Are you familiar with Gil Gunderson, the character on The Simpsons who is perpetually at the end of line at another dead end job? Gil is a caricature of Jack Lemmon’s character in Glengarry. Lemmon is Shelly “The Machine” Levine the most pitiful, washed-up, sad excuse for a salesman since Willy Loman in Death Of A Salesman, whose plight, along with three other losers (Alan Arkin, Ed Harris and Al Pacino) are trying to complete high pressure sales of bad real-estate developments to confused old people and cold call victims. They exist in a high-pressure office environment run by a lizard of a man brilliantly played by Kevin Spacey, where they are subjected to threats, abuse and a competitive system that threatens their job at all times. The movie begins with one of the greatest scenes ever as Alec Baldwin comes to the office to give a “motivational” speech. He lays out the incentive package thusly; “first prize is a Cadillac, second prize is a set of steak knives, third prize is you’re fired.” It is with this pressure that we crawl under a rock with these men and see how bad a job can be. Pacino is riveting as the egotistical Rickie Roma, a man with the ability to figure out people’s particular weaknesses and then exploit that information to sell them something they don’t want. He’s despicable but it is impossible to take your eyes off him. It is one of his great performances on screen. In fact, each actor offers a once-in-a-lifetime performance. The movie lives with the men as they inhabit this office, trying to arrange what they call “sits” where they actually get with their prospective client and wear them down until they sign a contract to buy one of their housing developments which carry names like Glengarry Estates. The outside world is treated like just another nasty character, bringing either pouring rain or blinding light. Their life is a pitiful string of lies, exaggerations and affronts on the bottom of the investment chain.

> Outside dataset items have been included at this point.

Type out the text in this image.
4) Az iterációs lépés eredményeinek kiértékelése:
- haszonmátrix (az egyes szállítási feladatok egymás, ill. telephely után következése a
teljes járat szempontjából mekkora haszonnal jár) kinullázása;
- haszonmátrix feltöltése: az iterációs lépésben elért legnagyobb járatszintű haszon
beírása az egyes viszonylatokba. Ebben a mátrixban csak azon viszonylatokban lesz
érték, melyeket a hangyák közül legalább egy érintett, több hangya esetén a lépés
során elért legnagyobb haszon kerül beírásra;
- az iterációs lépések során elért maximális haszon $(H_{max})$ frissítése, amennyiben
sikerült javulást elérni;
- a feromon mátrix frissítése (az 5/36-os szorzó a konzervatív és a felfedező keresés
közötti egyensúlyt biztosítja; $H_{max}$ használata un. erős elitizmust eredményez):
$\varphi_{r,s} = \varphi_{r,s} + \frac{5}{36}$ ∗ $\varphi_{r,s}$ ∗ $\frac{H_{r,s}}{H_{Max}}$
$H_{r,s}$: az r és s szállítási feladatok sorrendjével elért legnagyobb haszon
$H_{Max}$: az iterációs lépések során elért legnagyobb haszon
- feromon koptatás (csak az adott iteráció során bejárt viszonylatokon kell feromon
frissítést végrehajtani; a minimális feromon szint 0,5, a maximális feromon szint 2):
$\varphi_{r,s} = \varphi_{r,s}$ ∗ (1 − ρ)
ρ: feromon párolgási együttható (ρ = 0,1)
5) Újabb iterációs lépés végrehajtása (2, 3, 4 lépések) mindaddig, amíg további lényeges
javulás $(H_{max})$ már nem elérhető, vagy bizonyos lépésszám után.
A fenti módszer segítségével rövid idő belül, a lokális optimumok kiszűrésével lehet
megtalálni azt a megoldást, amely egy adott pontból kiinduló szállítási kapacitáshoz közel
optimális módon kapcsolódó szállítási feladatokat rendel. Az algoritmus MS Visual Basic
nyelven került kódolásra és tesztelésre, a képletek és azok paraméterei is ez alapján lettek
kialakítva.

To give away the specifics of the plot would spoil the film as it unwinds into a bleak void of bad intentions and even worse results. It is a cautionary tale about how greed and the drive to gain money can put people on a slippery slope to reprehensible behavior. There are no good guys and everyone involved gets covered in monkey stink by the end. Glengarry Glen Ross achieves greatness through the pressure cooker environment it creates as these sad men try to claw their way to the top of a very small hill. David Mamet is perhaps the greatest practitioner of biting, tough language filled with soliloquy, which gets straight to the underbelly of the American dream. I find watching this movie to be a devastating experience. I can only take it about once a decade, but I find it must be seen repeatedly. Whenever I question my career decisions or the path my life has taken, Glengarry Glen Ross becomes a useful point of reference.